5. The method of claim 4, wherein the meta-graph based network malicious behavior detection is implemented based on a regressive GNN model that includes two graph volume layers and a full connection layer, each task t= { L (g ₁ ，s ₁ …，g _H ，s _H )，q(g ₁ )，q(g _t+1 |g _t ，s _t ) H is determined by the loss function L, the distribution q (g ₁ ) Transition distribution q (g _t+1 |g _t ，s _t ) And length H;

for the regression GNN model, the loss function satisfies:

the updated Θ of the regressive GNN model satisfies:

6. The metagraph-based network malicious behavior detection method of claim 5, wherein the candidate node prediction module of the metagraph reinforcement learning framework provides a set of candidate nodes based on an AIM search algorithm, the AIM search algorithm being completed using a finite markov decision process.

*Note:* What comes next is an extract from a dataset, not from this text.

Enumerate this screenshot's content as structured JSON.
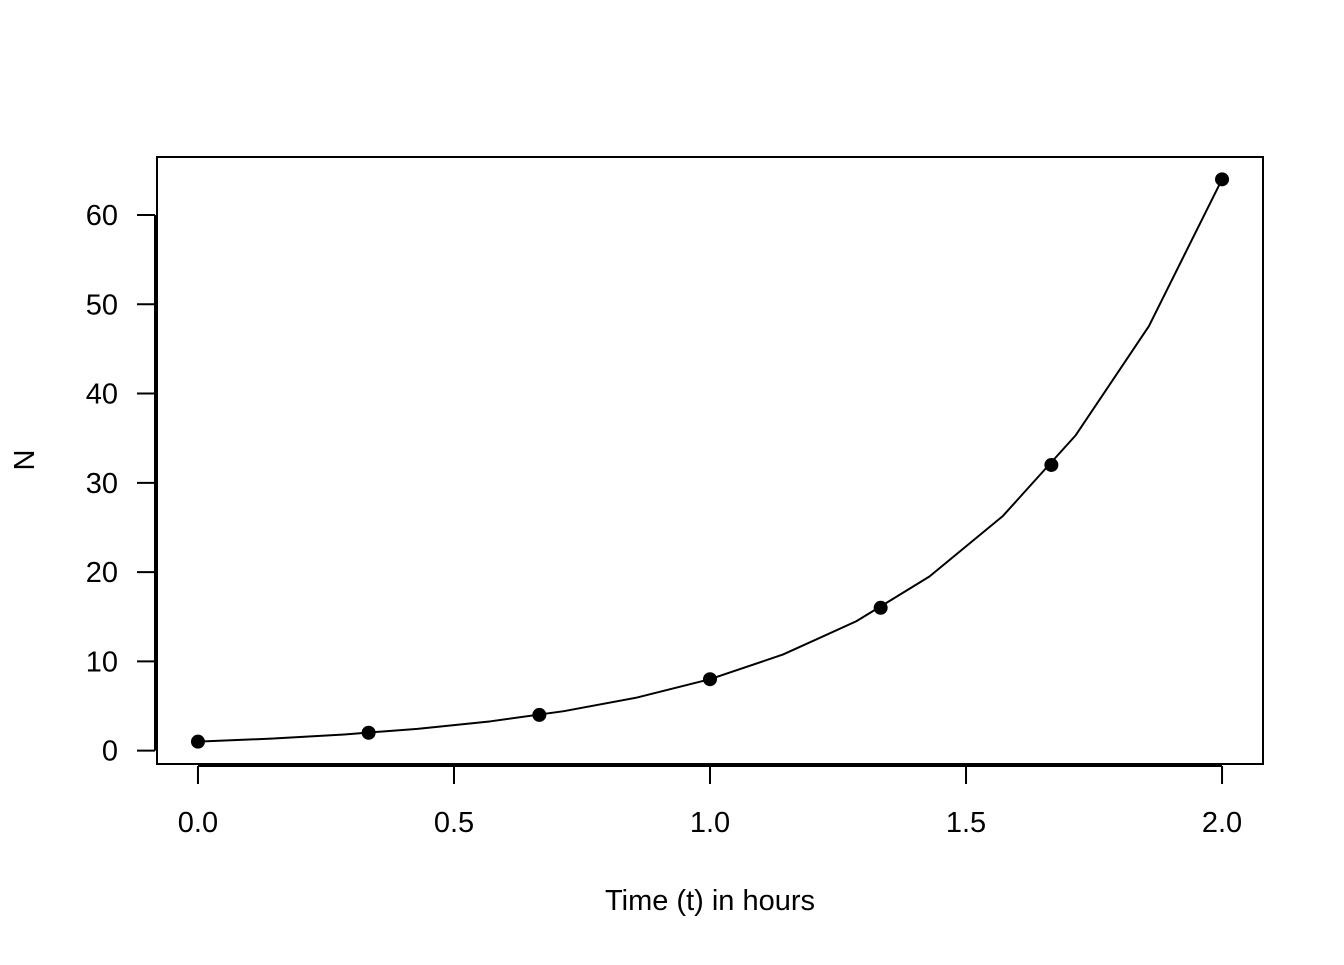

7. The metagraph-based network malicious behavior detection method of claim 6, wherein the agent of the metagraph reinforcement learning framework is trained through dual Q learning, wherein one estimator determines the best possible action for the next state and the other estimator provides the Q value for the selected action, satisfying the following update:

Q ^L (X ^t ，a ^t ，G _i )＝Q ^L (X ^t ，a ^t ，G _i )+θ×[r ^t +γQ ^T (X ^t+1 ，a ^* ，G _i )-Q ^L (X ^t ，a ^t ，G _i )]

8. A computer device, comprising: a processor and a memory having stored thereon a computer program which, when executed by the processor, implements the steps of a metagraph based network malicious behavior detection method according to any one of claims 1 to 7.

9. A computer readable storage medium, characterized in that it has stored thereon a computer program which, when executed by a processor, implements the steps of the metagraph-based network malicious behavior detection method according to any one of claims 1 to 7.